Gisha petitions HCJ to allow five women from Gaza to reach their studies in gender, democracy and law
Gisha petitioned the High Court of Justice on Monday, January 16, 2012, to allow five women from the Gaza Strip to complete their master’s degrees in gender, democracy and law. Four of the women were forced to discontinue their studies in 2000, after Israel revoked travel permits given to students from the Gaza Strip who were studying in the West Bank. The four petitioners are residents of the Gaza Strip and most are in their 40s. They hold various positions in civil society organizations promoting women’s rights in Gaza. One of the petitioners is Amal Abu Aisha, 42, director of the Women’s Affairs Center, which conducts research, provides training and empowers women and advances their status through work with institutions and organizations. The center also engages in advocacy on women’s issues. Suhair Sakka, 37, is the women’s projects manager with the Union of Agricultural Work Committees.

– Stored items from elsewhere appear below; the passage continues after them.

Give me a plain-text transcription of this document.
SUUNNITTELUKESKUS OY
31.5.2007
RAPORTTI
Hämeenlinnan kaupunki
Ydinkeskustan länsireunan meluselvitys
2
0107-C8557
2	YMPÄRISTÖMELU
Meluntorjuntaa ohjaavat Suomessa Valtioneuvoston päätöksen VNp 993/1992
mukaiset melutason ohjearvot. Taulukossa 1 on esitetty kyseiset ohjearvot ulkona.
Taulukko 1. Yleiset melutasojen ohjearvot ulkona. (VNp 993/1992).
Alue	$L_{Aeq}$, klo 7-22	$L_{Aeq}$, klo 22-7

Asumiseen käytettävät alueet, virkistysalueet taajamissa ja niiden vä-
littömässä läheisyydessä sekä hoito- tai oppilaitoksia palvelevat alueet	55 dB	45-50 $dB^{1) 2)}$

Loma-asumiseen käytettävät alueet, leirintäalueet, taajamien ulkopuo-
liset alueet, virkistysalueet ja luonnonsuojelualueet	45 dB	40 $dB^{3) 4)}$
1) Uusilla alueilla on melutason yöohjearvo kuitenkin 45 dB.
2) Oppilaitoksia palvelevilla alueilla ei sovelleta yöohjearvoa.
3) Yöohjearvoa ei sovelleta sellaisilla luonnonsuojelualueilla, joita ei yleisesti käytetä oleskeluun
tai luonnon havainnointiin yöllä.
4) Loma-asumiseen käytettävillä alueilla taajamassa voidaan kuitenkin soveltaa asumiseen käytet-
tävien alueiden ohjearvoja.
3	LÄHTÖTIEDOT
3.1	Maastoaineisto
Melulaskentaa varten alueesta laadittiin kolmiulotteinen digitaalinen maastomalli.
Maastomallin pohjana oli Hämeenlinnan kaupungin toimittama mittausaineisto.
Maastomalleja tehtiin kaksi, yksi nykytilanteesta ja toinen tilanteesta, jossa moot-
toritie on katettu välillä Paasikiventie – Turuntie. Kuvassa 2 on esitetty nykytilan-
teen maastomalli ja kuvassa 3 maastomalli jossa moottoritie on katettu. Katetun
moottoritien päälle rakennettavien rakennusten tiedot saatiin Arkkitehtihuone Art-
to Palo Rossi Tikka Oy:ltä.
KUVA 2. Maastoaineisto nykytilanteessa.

She promotes women’s roles in agriculture by conducting training and empowerment seminars and supporting women’s small businesses. The fifth petitioner is Lougin Zaeem, 18, who wishes to follow in the footsteps of her mother in pursuit of a degree in law from Birzeit University. She was accepted to the university and hopes to join her father's law firm in Gaza upon completion of her degree.
• Gender students – a threat to Israel’s national security
For the past ten years, Israel has prevented Gaza students from pursuing studies in the West Bank on the claim that students comprise a "risk group". According to security officials, “permitting their exit from the Gaza Strip will quite probably turn them into tools at the hands of terrorist organizations for committing murderous actions against the citizens of Israel”. In view of this blanket ban, one can't help but wonder: In what way do five women studying gender and democracy threaten Israel’s security?
Adv. Nomi Heger, Gisha: “These are women who have already been working for many years to advance the status of women in Gaza. Their studies can only help them to further contribute to the building of a healthy and prosperous society in the Gaza Strip – an interest shared by both Israel and the Palestinians”.